Dinner-plate-sized lingzhi, also known as ganoderma or reishi in English, are also given to people with lung and heart issues, while houtoujin, aka lion’s mane, is commonly ground into pill form for stomach and digestion issues. “All these uses are laid out in the ancient texts, which categorized thousands of herbs and foods hundreds of years ago,” explains Lee. “There were no labs back then, so it’s quite a mystery how they figured it all out, but as a student or doctor of TCM, we take the texts as gospel.”
But food and medicine are not always so mutually exclusive in China. A TCM discipline known as yaoshan has promoted medicinal diets since the Zhou dynasty (1046 – 256 BCE). Ingredients can, for example, be categorized as “heaty,” helping to expel dampness and afflictions such a rheumatism and the flu, or “cooling,” quelling heat and treating skin irritations, sore throats and heartburn.

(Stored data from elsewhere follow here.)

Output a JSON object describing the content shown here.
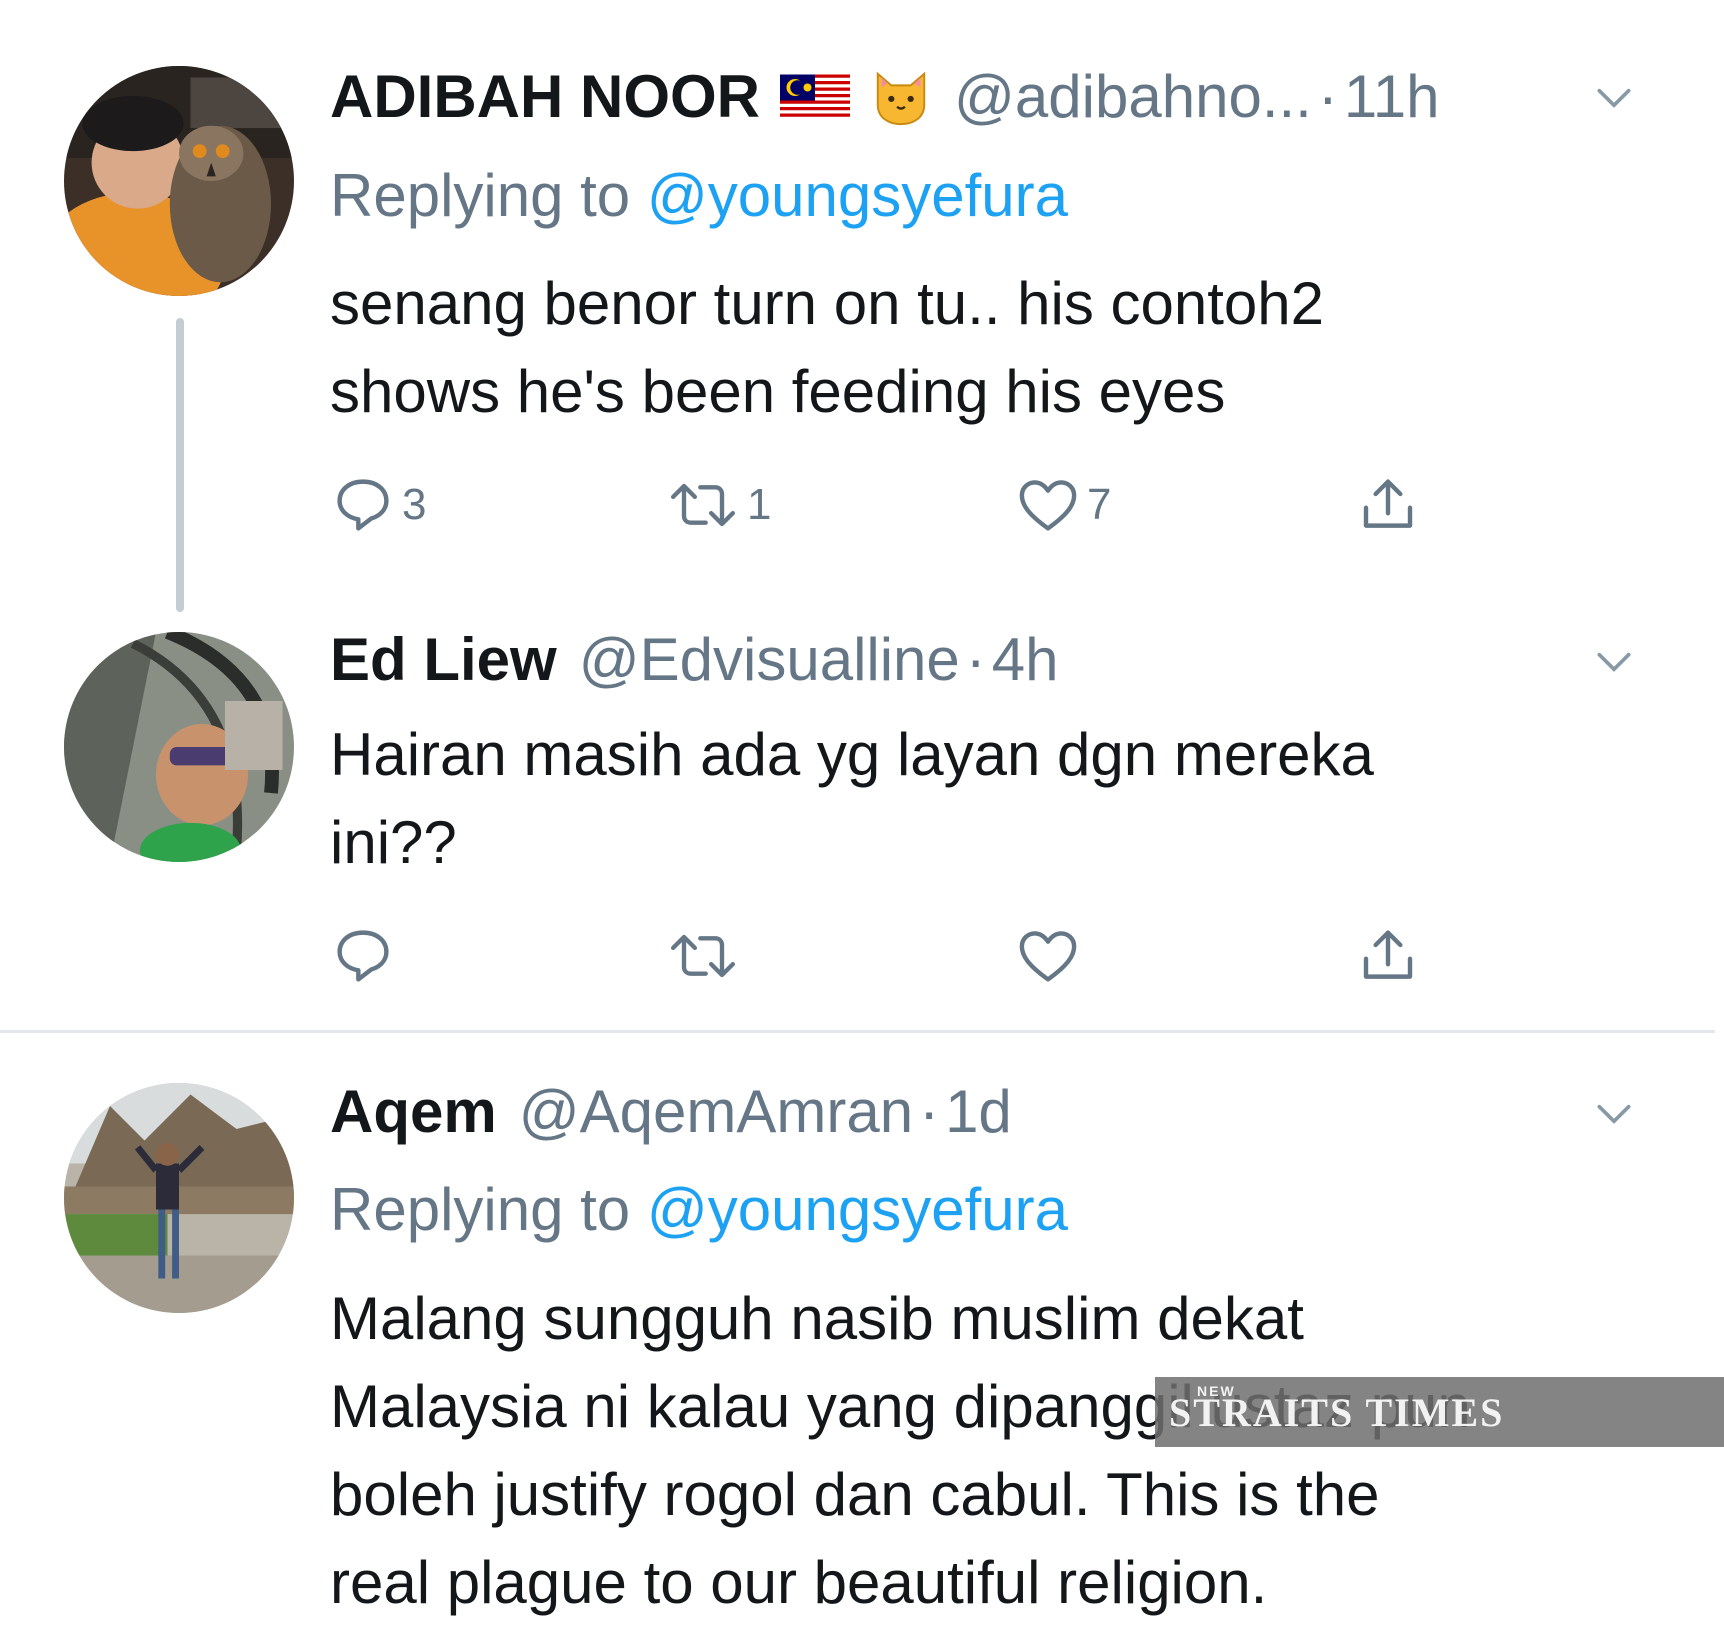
{
  "tweets": [
    {
      "display_name": "ADIBAH NOOR",
      "emojis": [
        "malaysia-flag",
        "cat-face"
      ],
      "handle": "@adibahno...",
      "dot": "·",
      "time": "11h",
      "replying_to_label": "Replying to",
      "replying_to_handle": "@youngsyefura",
      "text_lines": [
        "senang benor turn on tu.. his contoh2",
        "shows he's been feeding his eyes"
      ],
      "reply_count": "3",
      "retweet_count": "1",
      "like_count": "7"
    },
    {
      "display_name": "Ed Liew",
      "handle": "@Edvisualline",
      "dot": "·",
      "time": "4h",
      "text_lines": [
        "Hairan masih ada yg layan dgn mereka",
        "ini??"
      ],
      "reply_count": "",
      "retweet_count": "",
      "like_count": ""
    },
    {
      "display_name": "Aqem",
      "handle": "@AqemAmran",
      "dot": "·",
      "time": "1d",
      "replying_to_label": "Replying to",
      "replying_to_handle": "@youngsyefura",
      "text_lines": [
        "Malang sungguh nasib muslim dekat",
        "Malaysia ni kalau yang dipanggil ustaz pun",
        "boleh justify rogol dan cabul. This is the",
        "real plague to our beautiful religion."
      ]
    }
  ],
  "watermark": {
    "small": "NEW",
    "text": "STRAITS TIMES"
  },
  "colors": {
    "text": "#14171a",
    "secondary": "#657786",
    "link": "#1da1f2",
    "divider": "#e1e8ed",
    "thread_line": "#c4ccd4"
  },
  "icons": [
    "reply-icon",
    "retweet-icon",
    "like-icon",
    "share-icon",
    "chevron-down-icon"
  ]
}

As far as Dr. Lee is concerned, the wellness industries of the wider world are missing a trick. “In the West, they have quite a wide selection of mushrooms in some health food shops but they don’t market them in terms of their health properties,” she laments. “The Western world doesn’t realize that every food has a property and we can feed ourselves well.”
Crystal Wilde is a freelance journalist and founder of Sparky Content, an editorial and marketing consultancy based in Shanghai. She has been living in and writing about Asia for more than 12 years.